In a different submodel with different data, its would have to take on the data row for that model, which is likely different than that of the first submodel. So what value it has at any point in the calculation is unclear.

And if you're not using it in other submodels or in the top model, what's the purpose of putting it in the top model?

What I think you're arguing for is that the definition variable and any matrices and algebras that depend on it should be treated as a duplicate matrix/algebra that's the same, but appropriate to the new submodel. I'd argue that this is an easy way to cause confusion, since the value of a matrix is different when it is used at different places.

Try this specification instead:

Aaaah Tim Brick answer is too complicated! @Tim Bates, yes you can use a definition variable in model A that uses a data set from model B. But you need to tell the definition variable which data set to use. Replace the reference to "data.def" with "model1.data.def" and the script works. I've attached a working version.

Sorry about the overly-complex response.

Should we really be allowing users to reference definition variables from outside the model with the associated data? I think we should at least recommend against it.

If it's legal, we at least have to decide what value the definition variable "model1.data.def" has when it's used outside model1.

I'm less concerned about definition variables being used outside the model with the associated data. After all, the front-end is flattening all the dependent submodes into one giant thingy, so where the user places definition variables is a matter of style not substance.

I am concerned about the following scenario, which does NOT reference definition variables outside the model with the associated data (although I could have written it so that it did).

Does 'alg' see intermediate values of submodel1.A and submodel2.A? Or does it see the values for the last row in the data frames? If it always sees the value of the last row, then we are consistent and that doesn't bother me.

'Alg' should never see intermediate values.

After the initial computation, 'A' in each submodel will be filled in with the appropriate (last row) data value. Those value will only change during the FIML calculation, and will be set to the last row at the end of the FIML Objective, which is before anything else will be calculated. In this case, they actually won't change at all, since the FIML Objective won't be calculated as part of the objective computation.

I wouldn't count on this behavior, though. As OpenMx becomes more parallel, we'll have to be very careful if we want to keep this behavior consistent.

Thanks Tim and Michael... hmmm.

Both answers have similar implications: anywhere a definition variable is needed (G*E designs etc), the algebras have to be per-group: Either written in duplicate in the supermodel with full addresses for the definition variables including their model, or cloned into submodels.
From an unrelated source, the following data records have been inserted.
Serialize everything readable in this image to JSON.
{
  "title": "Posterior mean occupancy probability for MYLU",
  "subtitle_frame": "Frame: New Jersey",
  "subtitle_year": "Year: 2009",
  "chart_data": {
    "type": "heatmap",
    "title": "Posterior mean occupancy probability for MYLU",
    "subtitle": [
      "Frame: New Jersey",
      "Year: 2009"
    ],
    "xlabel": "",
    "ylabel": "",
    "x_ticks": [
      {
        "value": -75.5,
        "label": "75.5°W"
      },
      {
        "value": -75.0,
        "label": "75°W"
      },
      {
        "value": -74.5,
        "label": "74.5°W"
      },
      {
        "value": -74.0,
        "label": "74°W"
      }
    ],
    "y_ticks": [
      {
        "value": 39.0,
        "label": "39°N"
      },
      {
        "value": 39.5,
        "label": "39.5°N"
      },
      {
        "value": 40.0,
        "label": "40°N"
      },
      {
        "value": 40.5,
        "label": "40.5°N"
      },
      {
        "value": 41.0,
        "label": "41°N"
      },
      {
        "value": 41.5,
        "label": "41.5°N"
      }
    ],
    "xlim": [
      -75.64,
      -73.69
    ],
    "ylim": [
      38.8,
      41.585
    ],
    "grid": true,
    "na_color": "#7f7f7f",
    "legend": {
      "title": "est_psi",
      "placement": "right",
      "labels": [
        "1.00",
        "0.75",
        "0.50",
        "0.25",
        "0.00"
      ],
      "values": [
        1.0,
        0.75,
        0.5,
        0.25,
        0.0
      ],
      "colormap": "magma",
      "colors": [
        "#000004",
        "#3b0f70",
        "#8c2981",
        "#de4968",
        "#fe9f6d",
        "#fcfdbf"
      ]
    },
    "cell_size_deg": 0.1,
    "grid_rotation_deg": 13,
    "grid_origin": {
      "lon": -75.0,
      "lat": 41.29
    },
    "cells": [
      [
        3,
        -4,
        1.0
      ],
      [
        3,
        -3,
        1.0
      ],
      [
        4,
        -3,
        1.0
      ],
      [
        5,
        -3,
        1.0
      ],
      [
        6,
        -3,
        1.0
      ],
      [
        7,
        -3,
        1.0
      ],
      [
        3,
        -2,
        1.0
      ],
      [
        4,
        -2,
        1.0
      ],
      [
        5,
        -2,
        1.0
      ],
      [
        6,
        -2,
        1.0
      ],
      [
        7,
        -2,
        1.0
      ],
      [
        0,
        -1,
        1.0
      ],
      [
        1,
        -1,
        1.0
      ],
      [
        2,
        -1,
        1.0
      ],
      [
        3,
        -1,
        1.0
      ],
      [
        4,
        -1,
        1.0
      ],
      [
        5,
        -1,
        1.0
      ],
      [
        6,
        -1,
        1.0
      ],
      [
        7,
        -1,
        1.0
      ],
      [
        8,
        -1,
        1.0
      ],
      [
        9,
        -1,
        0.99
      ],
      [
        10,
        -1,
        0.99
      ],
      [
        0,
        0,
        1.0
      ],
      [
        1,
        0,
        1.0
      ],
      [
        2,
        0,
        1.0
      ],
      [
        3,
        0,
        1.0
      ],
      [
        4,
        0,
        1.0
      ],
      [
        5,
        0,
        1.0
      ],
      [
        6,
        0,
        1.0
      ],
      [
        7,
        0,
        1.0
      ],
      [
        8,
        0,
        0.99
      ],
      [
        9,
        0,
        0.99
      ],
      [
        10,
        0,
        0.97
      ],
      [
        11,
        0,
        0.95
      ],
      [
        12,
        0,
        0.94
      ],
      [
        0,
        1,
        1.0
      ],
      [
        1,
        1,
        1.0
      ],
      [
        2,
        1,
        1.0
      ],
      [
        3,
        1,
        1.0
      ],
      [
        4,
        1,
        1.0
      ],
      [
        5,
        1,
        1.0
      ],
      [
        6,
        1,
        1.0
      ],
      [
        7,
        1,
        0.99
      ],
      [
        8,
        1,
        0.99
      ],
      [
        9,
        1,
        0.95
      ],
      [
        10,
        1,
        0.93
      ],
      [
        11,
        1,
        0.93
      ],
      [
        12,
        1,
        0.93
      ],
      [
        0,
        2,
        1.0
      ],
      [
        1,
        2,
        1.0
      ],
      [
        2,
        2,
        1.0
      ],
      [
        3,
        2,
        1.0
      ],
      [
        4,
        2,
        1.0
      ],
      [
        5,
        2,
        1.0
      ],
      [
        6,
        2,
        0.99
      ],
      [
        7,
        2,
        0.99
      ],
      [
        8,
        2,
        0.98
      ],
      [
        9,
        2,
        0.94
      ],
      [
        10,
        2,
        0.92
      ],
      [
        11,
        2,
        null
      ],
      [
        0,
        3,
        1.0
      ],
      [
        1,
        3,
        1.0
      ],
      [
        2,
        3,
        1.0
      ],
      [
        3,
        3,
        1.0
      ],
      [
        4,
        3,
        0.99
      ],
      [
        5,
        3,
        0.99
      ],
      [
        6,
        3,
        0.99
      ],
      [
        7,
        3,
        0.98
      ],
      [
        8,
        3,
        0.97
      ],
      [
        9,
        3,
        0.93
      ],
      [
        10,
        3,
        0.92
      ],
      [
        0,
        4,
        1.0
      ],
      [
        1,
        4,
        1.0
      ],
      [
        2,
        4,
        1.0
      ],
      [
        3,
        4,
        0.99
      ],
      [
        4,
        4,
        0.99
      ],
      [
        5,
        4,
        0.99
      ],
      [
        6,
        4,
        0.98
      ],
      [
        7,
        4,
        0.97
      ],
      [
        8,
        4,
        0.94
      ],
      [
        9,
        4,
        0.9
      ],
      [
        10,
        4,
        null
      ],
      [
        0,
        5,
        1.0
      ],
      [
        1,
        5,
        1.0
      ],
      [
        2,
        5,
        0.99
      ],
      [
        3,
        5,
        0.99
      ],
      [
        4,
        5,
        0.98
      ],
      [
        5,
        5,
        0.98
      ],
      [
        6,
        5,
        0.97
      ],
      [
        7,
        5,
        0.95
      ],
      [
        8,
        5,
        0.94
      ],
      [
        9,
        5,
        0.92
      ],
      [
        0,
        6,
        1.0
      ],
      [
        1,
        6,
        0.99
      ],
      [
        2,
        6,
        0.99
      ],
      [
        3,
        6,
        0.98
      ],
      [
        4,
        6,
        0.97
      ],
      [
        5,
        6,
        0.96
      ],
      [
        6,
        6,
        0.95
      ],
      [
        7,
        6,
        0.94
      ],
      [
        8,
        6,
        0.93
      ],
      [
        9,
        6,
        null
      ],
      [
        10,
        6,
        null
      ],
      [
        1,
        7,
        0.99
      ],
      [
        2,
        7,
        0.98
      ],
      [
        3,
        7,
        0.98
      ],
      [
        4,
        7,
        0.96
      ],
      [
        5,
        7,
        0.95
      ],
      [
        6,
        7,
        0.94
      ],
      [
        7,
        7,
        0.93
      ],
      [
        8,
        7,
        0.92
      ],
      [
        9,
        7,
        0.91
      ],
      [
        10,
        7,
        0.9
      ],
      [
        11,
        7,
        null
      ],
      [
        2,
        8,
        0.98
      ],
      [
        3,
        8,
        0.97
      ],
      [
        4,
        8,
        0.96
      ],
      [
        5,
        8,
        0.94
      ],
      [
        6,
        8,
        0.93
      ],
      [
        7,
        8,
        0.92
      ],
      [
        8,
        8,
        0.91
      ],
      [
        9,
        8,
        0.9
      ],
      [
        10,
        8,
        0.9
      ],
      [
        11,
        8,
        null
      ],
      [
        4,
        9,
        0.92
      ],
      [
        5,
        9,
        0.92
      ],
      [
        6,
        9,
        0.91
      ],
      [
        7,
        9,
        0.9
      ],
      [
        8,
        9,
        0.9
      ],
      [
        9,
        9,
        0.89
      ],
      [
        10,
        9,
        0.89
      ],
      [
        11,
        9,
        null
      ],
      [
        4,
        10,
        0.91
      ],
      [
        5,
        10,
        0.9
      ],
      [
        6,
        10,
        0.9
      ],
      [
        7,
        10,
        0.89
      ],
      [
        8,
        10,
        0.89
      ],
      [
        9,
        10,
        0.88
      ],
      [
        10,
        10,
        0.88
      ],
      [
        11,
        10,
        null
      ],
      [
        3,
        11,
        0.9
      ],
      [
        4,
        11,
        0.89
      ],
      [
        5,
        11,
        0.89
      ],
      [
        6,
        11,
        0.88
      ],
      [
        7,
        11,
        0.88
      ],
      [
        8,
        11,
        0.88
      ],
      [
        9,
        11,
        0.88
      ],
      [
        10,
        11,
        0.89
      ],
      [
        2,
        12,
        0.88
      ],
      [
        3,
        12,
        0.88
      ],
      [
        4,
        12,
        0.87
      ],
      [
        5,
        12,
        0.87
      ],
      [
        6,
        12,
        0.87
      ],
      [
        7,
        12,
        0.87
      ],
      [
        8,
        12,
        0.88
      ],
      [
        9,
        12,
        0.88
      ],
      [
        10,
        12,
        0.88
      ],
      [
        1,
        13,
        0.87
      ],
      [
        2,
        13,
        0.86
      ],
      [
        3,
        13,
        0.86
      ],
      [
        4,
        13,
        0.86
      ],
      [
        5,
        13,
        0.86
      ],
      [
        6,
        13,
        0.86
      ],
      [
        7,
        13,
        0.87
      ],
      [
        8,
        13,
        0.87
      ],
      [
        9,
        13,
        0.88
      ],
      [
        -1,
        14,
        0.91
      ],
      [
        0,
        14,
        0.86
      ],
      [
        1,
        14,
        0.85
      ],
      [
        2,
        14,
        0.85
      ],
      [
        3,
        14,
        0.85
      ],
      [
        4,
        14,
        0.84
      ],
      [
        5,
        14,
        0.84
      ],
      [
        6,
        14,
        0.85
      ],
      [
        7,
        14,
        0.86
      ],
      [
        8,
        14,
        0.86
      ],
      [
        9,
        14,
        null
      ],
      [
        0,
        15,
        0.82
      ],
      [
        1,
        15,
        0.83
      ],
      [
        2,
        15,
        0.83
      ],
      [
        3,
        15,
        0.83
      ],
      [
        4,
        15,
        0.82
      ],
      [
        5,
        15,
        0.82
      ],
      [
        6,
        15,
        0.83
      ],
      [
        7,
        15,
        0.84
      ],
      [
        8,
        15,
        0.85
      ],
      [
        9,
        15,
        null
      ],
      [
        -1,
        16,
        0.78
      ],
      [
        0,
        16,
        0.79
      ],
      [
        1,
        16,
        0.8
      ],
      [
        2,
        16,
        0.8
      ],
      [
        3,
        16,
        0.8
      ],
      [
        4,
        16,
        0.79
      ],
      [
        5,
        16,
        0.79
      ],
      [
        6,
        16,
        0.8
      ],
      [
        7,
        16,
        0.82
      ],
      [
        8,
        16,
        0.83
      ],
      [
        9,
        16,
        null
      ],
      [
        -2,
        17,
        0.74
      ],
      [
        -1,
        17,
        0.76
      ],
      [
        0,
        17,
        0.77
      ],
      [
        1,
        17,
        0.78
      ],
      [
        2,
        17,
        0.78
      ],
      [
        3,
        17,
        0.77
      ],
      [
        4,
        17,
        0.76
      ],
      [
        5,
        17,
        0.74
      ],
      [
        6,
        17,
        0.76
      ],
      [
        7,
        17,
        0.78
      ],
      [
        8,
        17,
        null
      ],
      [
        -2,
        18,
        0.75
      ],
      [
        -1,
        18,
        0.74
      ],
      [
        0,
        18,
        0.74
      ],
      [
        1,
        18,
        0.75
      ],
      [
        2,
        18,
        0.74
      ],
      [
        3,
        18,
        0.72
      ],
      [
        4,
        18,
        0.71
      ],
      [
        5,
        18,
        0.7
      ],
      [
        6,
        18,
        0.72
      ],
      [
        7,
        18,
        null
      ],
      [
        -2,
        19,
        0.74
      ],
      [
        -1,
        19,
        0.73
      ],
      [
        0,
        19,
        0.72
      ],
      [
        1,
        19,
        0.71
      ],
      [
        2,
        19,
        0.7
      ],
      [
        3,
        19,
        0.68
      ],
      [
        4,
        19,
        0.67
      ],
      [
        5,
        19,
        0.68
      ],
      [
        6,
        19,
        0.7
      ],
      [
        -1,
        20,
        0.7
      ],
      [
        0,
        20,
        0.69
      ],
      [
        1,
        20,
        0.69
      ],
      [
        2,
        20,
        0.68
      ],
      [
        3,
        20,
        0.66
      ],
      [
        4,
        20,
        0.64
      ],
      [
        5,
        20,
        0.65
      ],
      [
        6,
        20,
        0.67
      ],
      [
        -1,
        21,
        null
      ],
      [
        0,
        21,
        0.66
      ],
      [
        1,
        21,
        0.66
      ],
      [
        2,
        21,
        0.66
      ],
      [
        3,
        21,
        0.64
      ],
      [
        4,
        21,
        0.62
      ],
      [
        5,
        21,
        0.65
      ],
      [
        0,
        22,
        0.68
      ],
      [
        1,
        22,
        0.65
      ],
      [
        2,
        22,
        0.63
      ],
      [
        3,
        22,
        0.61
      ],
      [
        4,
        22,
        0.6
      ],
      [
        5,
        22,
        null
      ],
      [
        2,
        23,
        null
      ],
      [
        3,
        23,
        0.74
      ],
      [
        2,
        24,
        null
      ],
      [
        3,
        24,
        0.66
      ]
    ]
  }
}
The logic makes sense: it is all per person, so someone is going to have to make a unique structure per group.

I guess I thought when solving for a parameter that has to be equal in all the groups (like a beta weight), that it would be possible to specify that abstractly at the supergroup level (just as shared non-definition values can be solved for, like a value for A that works in all groups). Then that the optimiser would bring in the right data via the group-specific mxData() statement, and solve the algebra locally for the objective function, using group specific definition data for "data.def", along-side shared definition parameter values like "top.A"
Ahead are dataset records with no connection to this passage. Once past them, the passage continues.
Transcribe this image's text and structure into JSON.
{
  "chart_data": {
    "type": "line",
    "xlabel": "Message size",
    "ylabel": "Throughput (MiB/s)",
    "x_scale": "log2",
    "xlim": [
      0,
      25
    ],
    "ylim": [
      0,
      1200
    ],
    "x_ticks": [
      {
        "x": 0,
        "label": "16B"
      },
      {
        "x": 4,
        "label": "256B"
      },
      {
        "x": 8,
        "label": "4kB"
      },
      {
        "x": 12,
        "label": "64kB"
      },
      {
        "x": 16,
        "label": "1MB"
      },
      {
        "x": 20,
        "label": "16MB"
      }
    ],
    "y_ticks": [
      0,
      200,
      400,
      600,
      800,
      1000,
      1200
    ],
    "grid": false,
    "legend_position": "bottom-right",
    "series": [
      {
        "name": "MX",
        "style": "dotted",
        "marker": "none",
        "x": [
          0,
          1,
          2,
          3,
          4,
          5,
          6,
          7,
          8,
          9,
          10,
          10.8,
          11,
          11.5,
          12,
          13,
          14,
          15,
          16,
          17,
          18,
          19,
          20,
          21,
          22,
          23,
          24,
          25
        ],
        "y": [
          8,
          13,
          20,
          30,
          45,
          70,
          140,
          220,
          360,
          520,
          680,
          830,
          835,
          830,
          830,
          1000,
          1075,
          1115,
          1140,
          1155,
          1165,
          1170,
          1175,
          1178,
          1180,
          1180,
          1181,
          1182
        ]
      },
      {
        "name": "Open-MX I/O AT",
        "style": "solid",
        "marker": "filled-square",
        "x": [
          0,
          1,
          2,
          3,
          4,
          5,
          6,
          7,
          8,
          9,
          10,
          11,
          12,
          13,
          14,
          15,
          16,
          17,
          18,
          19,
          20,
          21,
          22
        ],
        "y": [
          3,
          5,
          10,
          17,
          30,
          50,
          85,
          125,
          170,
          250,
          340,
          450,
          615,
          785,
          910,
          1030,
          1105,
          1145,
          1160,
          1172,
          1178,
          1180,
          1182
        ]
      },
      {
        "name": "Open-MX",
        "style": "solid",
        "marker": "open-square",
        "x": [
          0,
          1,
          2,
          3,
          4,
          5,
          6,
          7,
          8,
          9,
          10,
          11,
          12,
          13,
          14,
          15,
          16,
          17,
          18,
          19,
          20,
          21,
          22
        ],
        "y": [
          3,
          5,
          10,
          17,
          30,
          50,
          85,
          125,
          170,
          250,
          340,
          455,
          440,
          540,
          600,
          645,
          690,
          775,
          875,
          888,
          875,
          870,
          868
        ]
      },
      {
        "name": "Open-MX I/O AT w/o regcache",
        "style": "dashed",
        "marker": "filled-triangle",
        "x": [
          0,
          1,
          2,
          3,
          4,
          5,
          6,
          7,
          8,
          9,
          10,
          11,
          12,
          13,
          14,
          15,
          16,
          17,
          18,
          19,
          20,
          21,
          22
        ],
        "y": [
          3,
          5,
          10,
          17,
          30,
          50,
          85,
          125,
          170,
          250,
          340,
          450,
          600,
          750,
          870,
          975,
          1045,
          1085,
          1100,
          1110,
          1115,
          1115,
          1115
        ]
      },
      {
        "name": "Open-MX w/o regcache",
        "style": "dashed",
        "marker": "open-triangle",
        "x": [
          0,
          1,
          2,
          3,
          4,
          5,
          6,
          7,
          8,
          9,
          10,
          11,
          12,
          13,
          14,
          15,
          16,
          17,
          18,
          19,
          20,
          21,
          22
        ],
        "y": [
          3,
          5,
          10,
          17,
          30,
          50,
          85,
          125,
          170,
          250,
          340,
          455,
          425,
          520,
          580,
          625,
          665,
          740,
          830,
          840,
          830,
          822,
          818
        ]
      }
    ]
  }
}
OK: forward to the drawing board :-) Thanks again!!

hi steve and mike,

Thanks for that: I had looked at the definition scripts, but didn't grok the special meaning of the "data." prefix.

That's a powerful tool. Nice!

I made a bit of a page about it, will expand as learn more.

I wonder if the summary should collect up and report vars used as individual level? would help with debugging, I think.

What I'd really like to see is the option for the back end to return the parameters and fit for each individual when we are running FIML.

So, instead of a vector of summary-level parameters coming back, we'd get an NxP matrix of parameters. Statistics on these individual-level parameters can be very useful.